À midi, Dalil et moi mangions à la même table, absorbés par nos téléphones respectifs. Siggi (alias Parc national dans notre jargon inventé au cours de l’été), témoin du duo complice que nous avions pu former, et auquel il prêtait naturellement des illusions romantiques, s’est arrêté devant notre table :
— Happy birthday, Dalil ! Alors comme ça, c’était hier, n’est-ce pas ? Merci facebook.
— Oh, crois moi, il y a des choses beaucoup plus importantes que mon anniversaire, s’est-il indigné en donnant un regard de mon côté.
— Monsieur joue les modestes. Allons, mon ami, ça te fait quel âge ?
— L’âge de raison, j’imagine.
— C’est beau ça ! Allons, détends-toi garçon, j’ai au moins une quinzaine d’années de plus que toi et regarde comment je me porte ! s’est exclamé l’homme au crâne dégarni et à la bedaine avancée. Hormis le sourire narquois réhaussant son visage, ses traits dégoulinaient vers le bas. Vous n’avez donc pas fêté ça entre bons amis, quelques bières pour faire passer le morceau ?
Ce cher Siggi ne nous a pas épargné le clin d'œil rempli de sous-entendus. Il semblait attendre une réponse de ma part. Au milieu de cette détestable situation, je me trouvais idiote de n’avoir pas une seule seconde pensé que notre date avec Qadir était aussi la date de Dalil, qui plus est, il venait d’obtenir la quarantaine tout rond.
— Juliette avait la tête ailleurs, grand bien lui fasse, a clos le quadragénaire.
Ayant compris qu’il devenait lourdingue et qu’il ne récolterait pas un sourire de notre part, Siggi est allé reposer son plateau et a quitté la pièce en sifflotant, les sourcils en l’air.
Cette soirée était la dernière en compagnie de ma sœur avant son départ. Nous sommes sorties avec du pain rassis pour distribuer aux oies et aux cygnes du lac de Reykjavik. Faisant deux fois le tour du lac, nous avons causé longuement au sujet de Dalil. L’air stable nous encourageant à continuer, un banc s’est porté volontaire pour accueillir nos fessiers au milieu de petit parc illuminé.
— Ce type n’a pas toutes ses cases, c’est évident, s’est exprimé ma sœur dont les mots sortaient accompagnés de buée blanche.
— D’après ce qu’il m'a raconté à propos de son éducation à l’armée, celle-ci a beaucoup influencé son psychisme.
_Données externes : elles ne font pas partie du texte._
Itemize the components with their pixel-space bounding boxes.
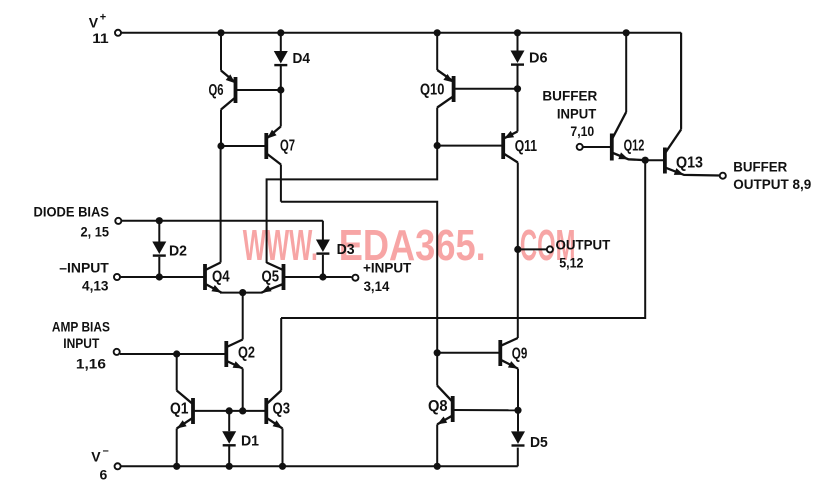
svg-text:Q13: Q13 bbox=[676, 155, 703, 172]
svg-text:+: + bbox=[100, 12, 106, 24]
svg-text:Q11: Q11 bbox=[515, 138, 538, 155]
svg-text:D3: D3 bbox=[337, 241, 355, 258]
svg-text:6: 6 bbox=[100, 466, 108, 482]
svg-text:3,14: 3,14 bbox=[364, 278, 390, 294]
svg-text:D4: D4 bbox=[293, 50, 311, 67]
svg-text:Q5: Q5 bbox=[262, 269, 280, 286]
svg-text:Q3: Q3 bbox=[273, 401, 291, 418]
svg-text:DIODE BIAS: DIODE BIAS bbox=[34, 204, 110, 220]
svg-text:WWW.: WWW. bbox=[243, 221, 318, 270]
svg-text:–INPUT: –INPUT bbox=[59, 260, 109, 276]
svg-text:D5: D5 bbox=[530, 434, 548, 451]
svg-text:AMP BIAS: AMP BIAS bbox=[52, 318, 110, 334]
svg-text:11: 11 bbox=[92, 30, 109, 46]
svg-text:Q1: Q1 bbox=[170, 401, 189, 418]
svg-text:Q9: Q9 bbox=[512, 346, 528, 363]
svg-text:EDA365.: EDA365. bbox=[339, 221, 486, 270]
svg-text:BUFFER: BUFFER bbox=[733, 159, 787, 175]
svg-text:Q10: Q10 bbox=[420, 81, 444, 98]
svg-text:1,16: 1,16 bbox=[76, 356, 106, 372]
svg-text:5,12: 5,12 bbox=[559, 255, 583, 271]
svg-text:Q2: Q2 bbox=[238, 345, 255, 362]
svg-text:INPUT: INPUT bbox=[557, 105, 597, 121]
svg-text:OUTPUT 8,9: OUTPUT 8,9 bbox=[733, 176, 811, 192]
svg-text:Q7: Q7 bbox=[280, 138, 295, 155]
svg-text:2, 15: 2, 15 bbox=[81, 224, 110, 240]
svg-text:–: – bbox=[103, 445, 109, 457]
svg-text:V: V bbox=[91, 448, 101, 464]
svg-text:Q4: Q4 bbox=[212, 269, 230, 286]
svg-text:Q8: Q8 bbox=[428, 398, 448, 415]
svg-text:OUTPUT: OUTPUT bbox=[556, 237, 611, 253]
svg-text:4,13: 4,13 bbox=[82, 278, 109, 294]
svg-text:D1: D1 bbox=[241, 433, 259, 450]
svg-text:BUFFER: BUFFER bbox=[542, 88, 597, 104]
svg-text:Q6: Q6 bbox=[209, 82, 224, 99]
svg-text:D2: D2 bbox=[169, 243, 187, 260]
svg-text:Q12: Q12 bbox=[624, 138, 645, 155]
svg-text:D6: D6 bbox=[529, 50, 548, 67]
svg-text:7,10: 7,10 bbox=[570, 123, 594, 139]
svg-text:INPUT: INPUT bbox=[63, 335, 99, 351]
svg-text:V: V bbox=[89, 15, 99, 31]
svg-text:+INPUT: +INPUT bbox=[363, 260, 412, 276]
Il dit qu’on a fait d’eux des êtres intelligents mais coupés de leurs sentiments. Je trouve que ça colle bien avec son comportement, parfois…
Juste à côté de moi, un bruit soudain nous a fait sursauter. Une branche morte de l’arbre derrière nous venait de tomber sous le poids de la neige. Nous nous sommes levés pour poursuivre la conversation en marchant. Ninon trouvait cette relation avec Dalil malsaine et écartant mes dernières résistances, j'étais d’accord. Simplement, je ne voyais pas comment y mettre un terme.
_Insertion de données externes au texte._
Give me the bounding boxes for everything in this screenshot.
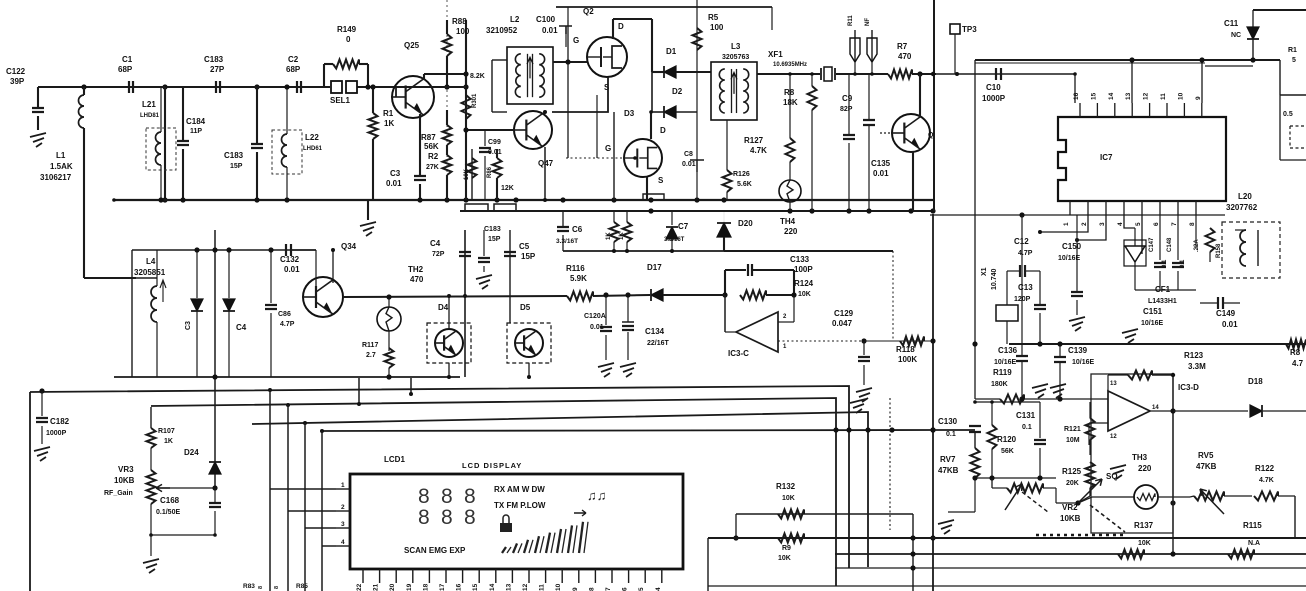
wire long bus 4: [322, 430, 933, 431]
svg-text:11: 11: [539, 584, 546, 591]
ground mid: [850, 399, 866, 413]
svg-text:82P: 82P: [840, 106, 853, 113]
svg-text:8: 8: [258, 586, 264, 589]
capacitor C12: [1020, 265, 1025, 277]
capacitor C148: [1177, 215, 1179, 260]
svg-text:R122: R122: [1255, 464, 1275, 473]
svg-text:10.740: 10.740: [991, 268, 998, 290]
svg-text:470: 470: [410, 275, 424, 284]
dotted section border left: [446, 0, 448, 200]
svg-text:0.1/50E: 0.1/50E: [156, 509, 180, 516]
resistor R116: [567, 292, 593, 301]
svg-text:C7: C7: [678, 222, 689, 231]
svg-text:♫♫: ♫♫: [587, 488, 607, 503]
svg-text:0.1: 0.1: [946, 431, 956, 438]
svg-text:NC: NC: [1231, 32, 1241, 39]
svg-text:CF1: CF1: [1155, 285, 1171, 294]
svg-text:0.01: 0.01: [488, 149, 502, 156]
svg-text:3106217: 3106217: [40, 173, 72, 182]
capacitor C134: [627, 295, 629, 322]
svg-text:14: 14: [1152, 405, 1159, 411]
wire Q2 drain: [612, 19, 614, 39]
IC7 top pins: [1079, 103, 1081, 117]
vertical main column x215: [214, 230, 216, 490]
svg-text:S: S: [658, 176, 664, 185]
svg-text:G: G: [605, 144, 611, 153]
resistor R8 18K: [811, 74, 813, 86]
svg-text:R7: R7: [897, 42, 908, 51]
svg-text:3: 3: [1099, 222, 1106, 226]
svg-text:7: 7: [605, 587, 612, 591]
capacitor C149: [1218, 297, 1223, 309]
svg-text:C130: C130: [938, 417, 958, 426]
svg-text:IC3-C: IC3-C: [728, 349, 749, 358]
svg-text:C183: C183: [204, 55, 224, 64]
wire C130 col: [969, 426, 981, 432]
svg-text:11: 11: [1160, 93, 1167, 100]
inductor L22 dashed box: [272, 130, 302, 174]
svg-text:C99: C99: [488, 139, 501, 146]
svg-text:20K: 20K: [1066, 480, 1079, 487]
svg-text:10.6935MHz: 10.6935MHz: [773, 62, 807, 68]
transformer L3: [711, 62, 757, 120]
resistor R5 100: [696, 20, 698, 34]
svg-text:D5: D5: [520, 303, 531, 312]
svg-text:LCD DISPLAY: LCD DISPLAY: [462, 461, 522, 470]
svg-text:18: 18: [422, 583, 429, 591]
wire Q34 to TH2 rail: [343, 296, 567, 297]
svg-text:9: 9: [1195, 96, 1202, 100]
wire RF input rail: [38, 86, 330, 88]
svg-text:10/16E: 10/16E: [1072, 359, 1095, 366]
wire VR3 wiper: [156, 487, 215, 489]
capacitor C13: [1039, 271, 1041, 305]
svg-text:C120A: C120A: [584, 313, 606, 320]
svg-text:100P: 100P: [794, 265, 813, 274]
svg-text:C13: C13: [1018, 283, 1033, 292]
svg-text:LHD81: LHD81: [140, 113, 160, 119]
test point TP3: [950, 24, 960, 34]
capacitor C150: [1076, 215, 1078, 292]
inductor L21 dashed box: [146, 128, 176, 170]
svg-text:100K: 100K: [898, 355, 917, 364]
resistor R125: [1086, 462, 1095, 488]
test point TP2: [871, 30, 873, 62]
svg-text:L20: L20: [1238, 192, 1252, 201]
svg-text:16: 16: [456, 583, 463, 591]
wire D3 source: [646, 177, 648, 200]
wire top border: [556, 6, 772, 8]
capacitor C4 72P: [459, 252, 471, 256]
svg-text:11P: 11P: [190, 128, 202, 135]
svg-text:5.9K: 5.9K: [570, 274, 587, 283]
wire SQ line: [1078, 497, 1092, 503]
svg-text:1: 1: [341, 482, 345, 489]
LCD arrow: [574, 510, 586, 516]
svg-text:3.3/16T: 3.3/16T: [664, 237, 685, 243]
diode D-C4: [228, 250, 230, 298]
wire rail 554: [835, 553, 1306, 555]
svg-text:D17: D17: [647, 263, 662, 272]
svg-text:0.01: 0.01: [873, 169, 889, 178]
svg-text:R120: R120: [997, 435, 1017, 444]
svg-text:IC7: IC7: [1100, 153, 1113, 162]
svg-text:C183: C183: [484, 226, 501, 233]
svg-text:C135: C135: [871, 159, 891, 168]
svg-text:4.7P: 4.7P: [1018, 250, 1033, 257]
double ground: [1032, 384, 1048, 398]
svg-text:5.6K: 5.6K: [737, 181, 752, 188]
wire right corner drop: [1279, 60, 1281, 95]
svg-text:22: 22: [356, 583, 363, 591]
wire double rail: [1205, 65, 1253, 67]
thermistor TH2: [377, 307, 401, 331]
wire bus 251: [724, 250, 893, 252]
wire R9 rail: [708, 537, 1306, 539]
svg-text:1000P: 1000P: [982, 94, 1006, 103]
svg-text:TH2: TH2: [408, 265, 424, 274]
IC7 top pin wires: [1131, 60, 1133, 103]
svg-text:5: 5: [1292, 57, 1296, 64]
svg-text:6: 6: [1153, 222, 1160, 226]
svg-text:13: 13: [1125, 92, 1132, 100]
FET Q2: [587, 37, 627, 77]
wire L2 left: [492, 59, 507, 61]
capacitor C183b 15P: [256, 87, 258, 144]
capacitor C7 column: [671, 211, 673, 225]
svg-text:8: 8: [464, 506, 476, 529]
svg-text:C134: C134: [645, 327, 665, 336]
svg-text:R117: R117: [362, 342, 378, 349]
svg-text:3205851: 3205851: [134, 268, 166, 277]
svg-text:10K: 10K: [464, 168, 470, 180]
svg-text:C131: C131: [1016, 411, 1036, 420]
resistor R117: [385, 348, 394, 368]
capacitor C120A: [605, 295, 607, 325]
wire Q25 emitter: [419, 114, 421, 176]
node C1 right: [162, 84, 167, 89]
resistor R9: [778, 534, 804, 543]
svg-text:C4: C4: [430, 239, 441, 248]
svg-text:5: 5: [638, 587, 645, 591]
wire D4 base drop: [448, 296, 450, 329]
svg-text:0.1: 0.1: [1022, 424, 1032, 431]
svg-text:4: 4: [1117, 222, 1124, 226]
wire Q2 source: [552, 77, 608, 112]
svg-text:TP3: TP3: [962, 25, 977, 34]
svg-text:R86: R86: [487, 166, 493, 178]
resistor R120: [991, 402, 993, 425]
svg-text:L21: L21: [142, 100, 156, 109]
wire right column x933: [932, 214, 934, 591]
svg-text:L2: L2: [510, 15, 520, 24]
svg-text:0.01: 0.01: [590, 324, 604, 331]
resistor pair 1K 1K: [613, 211, 615, 222]
svg-text:180K: 180K: [991, 381, 1008, 388]
svg-text:SCAN EMG EXP: SCAN EMG EXP: [404, 546, 466, 555]
resistor R301 8.2K vertical: [462, 95, 471, 119]
capacitor .22A: [1195, 215, 1197, 248]
wire bus B jogs: [465, 204, 488, 211]
capacitor C86: [270, 250, 272, 303]
photocoupler D5: [507, 323, 551, 363]
wire rail 568: [835, 567, 1306, 569]
capacitor C8: [690, 160, 704, 172]
svg-text:C5: C5: [519, 242, 530, 251]
svg-text:13: 13: [505, 583, 512, 591]
svg-text:39P: 39P: [10, 77, 25, 86]
capacitor C168: [214, 488, 216, 502]
svg-text:C11: C11: [1224, 19, 1239, 28]
svg-text:Q47: Q47: [538, 159, 554, 168]
svg-text:SEL1: SEL1: [330, 96, 351, 105]
svg-text:S: S: [604, 83, 610, 92]
capacitor C136: [1021, 344, 1023, 355]
wire long bus 3: [252, 412, 868, 567]
resistor R124: [722, 292, 727, 297]
svg-text:56K: 56K: [1001, 448, 1014, 455]
svg-text:0.1: 0.1: [1162, 259, 1168, 268]
svg-text:10K: 10K: [782, 495, 795, 502]
svg-text:8: 8: [274, 586, 280, 589]
capacitor C184: [182, 87, 184, 141]
svg-text:D: D: [660, 126, 666, 135]
IC7 bottom pins: [1069, 201, 1071, 215]
svg-text:7: 7: [1171, 222, 1178, 226]
wire Q34 collector: [332, 250, 334, 283]
wire ground bus A: [114, 199, 934, 201]
svg-text:Q25: Q25: [404, 41, 420, 50]
LCD1 block: [350, 474, 683, 569]
capacitor C5 15P: [504, 252, 516, 256]
svg-text:10/16E: 10/16E: [994, 359, 1017, 366]
wire 8.2K column: [465, 20, 467, 200]
capacitor C183 15P mid: [483, 230, 485, 256]
svg-text:56K: 56K: [424, 142, 439, 151]
wire grid verticals: [889, 398, 891, 530]
svg-text:12K: 12K: [501, 185, 514, 192]
svg-text:20: 20: [389, 583, 396, 591]
svg-text:1K: 1K: [619, 232, 625, 240]
wire long bus 1: [30, 386, 849, 568]
svg-text:0.01: 0.01: [542, 26, 558, 35]
svg-text:3210952: 3210952: [486, 26, 518, 35]
wire wiper rail 478: [975, 477, 1056, 479]
inductor L4: [151, 286, 157, 322]
ground main bus left: [367, 200, 369, 220]
resistor R122: [1254, 492, 1278, 501]
svg-text:10/16E: 10/16E: [1141, 320, 1164, 327]
svg-text:6: 6: [622, 587, 629, 591]
wire IF out dotted: [936, 73, 1075, 75]
svg-text:8: 8: [588, 587, 595, 591]
svg-text:C132: C132: [280, 255, 300, 264]
svg-text:VR3: VR3: [118, 465, 134, 474]
capacitor C139: [1059, 344, 1061, 356]
wire L1 to L4: [84, 277, 136, 279]
svg-text:15P: 15P: [488, 236, 501, 243]
svg-text:C151: C151: [1143, 307, 1163, 316]
svg-text:TH4: TH4: [780, 217, 796, 226]
wire Q34 base top: [315, 278, 317, 290]
wire D4 drop to bus: [358, 378, 360, 404]
wire vcc rail to IC7: [975, 59, 1280, 61]
FET D3: [624, 139, 662, 177]
svg-text:R137: R137: [1134, 521, 1154, 530]
node Q25 base: [365, 84, 370, 89]
svg-text:C122: C122: [6, 67, 26, 76]
svg-text:L1433H1: L1433H1: [1148, 298, 1177, 305]
svg-text:10M: 10M: [1066, 437, 1080, 444]
svg-text:X1: X1: [981, 267, 988, 276]
svg-text:4: 4: [655, 587, 662, 591]
svg-text:27K: 27K: [426, 164, 439, 171]
resistor R86 12K: [496, 149, 498, 158]
wire IC3D col: [1172, 375, 1174, 554]
capacitor C132: [286, 244, 291, 256]
svg-text:12: 12: [1143, 92, 1150, 100]
svg-text:R124: R124: [794, 279, 814, 288]
svg-text:R1: R1: [383, 109, 394, 118]
svg-text:C183: C183: [224, 151, 244, 160]
svg-text:15P: 15P: [521, 252, 536, 261]
svg-text:G: G: [573, 36, 579, 45]
svg-text:R116: R116: [566, 264, 585, 273]
svg-text:NF: NF: [865, 18, 871, 26]
svg-text:L1: L1: [56, 151, 66, 160]
wire Q25 to mixer: [404, 86, 466, 88]
svg-text:C148: C148: [1167, 237, 1173, 252]
node C183: [254, 84, 259, 89]
LCD left pins: [336, 488, 350, 490]
switch SEL1: [331, 81, 342, 93]
svg-text:15P: 15P: [230, 163, 243, 170]
svg-text:47KB: 47KB: [938, 466, 959, 475]
svg-text:C100: C100: [536, 15, 556, 24]
resistor R119: [975, 398, 1000, 400]
svg-text:C3: C3: [390, 169, 401, 178]
svg-text:D2: D2: [672, 87, 683, 96]
resistor R7 470: [888, 70, 912, 79]
svg-text:VR2: VR2: [1062, 503, 1078, 512]
svg-text:R87: R87: [421, 133, 436, 142]
wire osc bottom: [563, 250, 724, 252]
resistor R87-R2 chain: [446, 110, 448, 125]
diode D17: [651, 289, 663, 301]
box L4 section: [132, 249, 316, 251]
svg-text:LCD1: LCD1: [384, 455, 405, 464]
wire ground bus B: [460, 210, 934, 212]
capacitor C131: [1039, 402, 1041, 438]
svg-text:Q34: Q34: [341, 242, 357, 251]
resistor R107: [150, 407, 152, 428]
svg-text:R9: R9: [782, 545, 791, 552]
svg-text:8: 8: [418, 485, 430, 508]
svg-text:12: 12: [1110, 434, 1117, 440]
svg-text:C149: C149: [1216, 309, 1236, 318]
svg-text:R149: R149: [337, 25, 357, 34]
svg-text:C2: C2: [288, 55, 299, 64]
wire L2 sec to Q2 gate: [553, 61, 587, 63]
svg-text:4.7: 4.7: [1292, 359, 1304, 368]
svg-text:C168: C168: [160, 496, 180, 505]
potentiometer RV5: [1194, 492, 1224, 501]
op-amp IC3-C: [736, 312, 778, 352]
wire mid bus 344: [1009, 343, 1306, 345]
wire Q25 collector: [423, 74, 425, 80]
transistor Q25: [392, 76, 434, 118]
svg-text:10K: 10K: [778, 555, 791, 562]
wire IC7 pin1 net: [930, 214, 1225, 216]
svg-text:D18: D18: [1248, 377, 1263, 386]
capacitor C1: [129, 81, 133, 93]
svg-text:C139: C139: [1068, 346, 1088, 355]
svg-text:D4: D4: [438, 303, 449, 312]
svg-text:C10: C10: [986, 83, 1001, 92]
svg-text:3: 3: [341, 521, 345, 528]
capacitor C100 symbol: [559, 26, 572, 34]
wire Q47 base: [466, 129, 514, 131]
svg-text:0.01: 0.01: [284, 265, 300, 274]
svg-text:47KB: 47KB: [1196, 462, 1217, 471]
svg-text:D24: D24: [184, 448, 199, 457]
svg-text:8: 8: [441, 506, 453, 529]
svg-text:XF1: XF1: [768, 50, 783, 59]
resistor R115: [1228, 550, 1254, 559]
svg-text:1000P: 1000P: [46, 430, 67, 437]
svg-text:R158: R158: [1216, 243, 1222, 258]
svg-text:LHD61: LHD61: [303, 146, 323, 152]
svg-text:Q2: Q2: [583, 7, 594, 16]
capacitor C9: [848, 74, 850, 135]
node L1 top: [81, 84, 86, 89]
svg-text:68P: 68P: [118, 65, 133, 74]
capacitor C2: [297, 81, 301, 93]
capacitor C182: [39, 388, 44, 393]
svg-text:RV7: RV7: [940, 455, 956, 464]
resistor R1: [372, 87, 374, 113]
capacitor C183 27P: [216, 81, 220, 93]
svg-text:RX AM W DW: RX AM W DW: [494, 485, 545, 494]
svg-text:R1: R1: [1288, 47, 1297, 54]
svg-text:0.01: 0.01: [1222, 320, 1238, 329]
potentiometer VR2: [1007, 484, 1043, 493]
svg-text:C182: C182: [50, 417, 70, 426]
capacitor C129: [863, 341, 865, 355]
svg-text:R119: R119: [993, 368, 1012, 377]
resistor R88: [446, 20, 448, 34]
svg-text:C6: C6: [572, 225, 583, 234]
LCD bottom pins: [362, 569, 364, 583]
resistor R-edge: [1286, 340, 1306, 349]
svg-text:68P: 68P: [286, 65, 301, 74]
ground RV7: [938, 520, 954, 534]
svg-text:C1: C1: [122, 55, 133, 64]
resistor R85 10K vertical: [471, 149, 473, 200]
section divider x697: [696, 0, 698, 112]
svg-text:IC3-D: IC3-D: [1178, 383, 1199, 392]
svg-text:D: D: [618, 22, 624, 31]
LCD padlock: [500, 523, 512, 532]
svg-text:D20: D20: [738, 219, 753, 228]
svg-text:C8: C8: [684, 151, 693, 158]
svg-text:L3: L3: [731, 42, 741, 51]
svg-text:0: 0: [346, 35, 351, 44]
potentiometer RV7: [974, 432, 976, 448]
svg-text:R132: R132: [776, 482, 796, 491]
capacitor C99: [484, 130, 486, 146]
svg-text:R83: R83: [243, 583, 255, 590]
— Tu vois bien que ce n’est pas vivable, il te fait tourner en bourrique, il s’introduit chez toi et maintenant, il te demande un don mensuel ?! Tôt ou tard, si tu ne te débarrasses pas de lui, il va te faire faire des trucs dont tu n’as pas envie. C’est même sûrement déjà fait, tiens.
Mon regard s’échappait sur le lac gelé, songeant qu’elle avait raison depuis le départ.
— Ce n’est pas évident, d’admettre qu’on s’est trompé et qu’on a bêtement fait confiance… ai-je soupiré. Je sens niaise de l'avoir suivi aussi longtemps. Toi par exemple, tu n’es pas rentrée dans son délire, tu es toujours restée froide vis-à-vis de ses numéros.
— C’est ok, tu n’as pas à t’en vouloir. Moi je l’ai observé de loin ton Dalil, je n'ai jamais eu besoin de ses services. Je n’étais pas à ta place quand tu es venue toute seule t’installer ici, nouvelle dans un pays où tu ne connaissais personne, tu cherchais tes appuis et il s’est proposé, logique, c’était tentant !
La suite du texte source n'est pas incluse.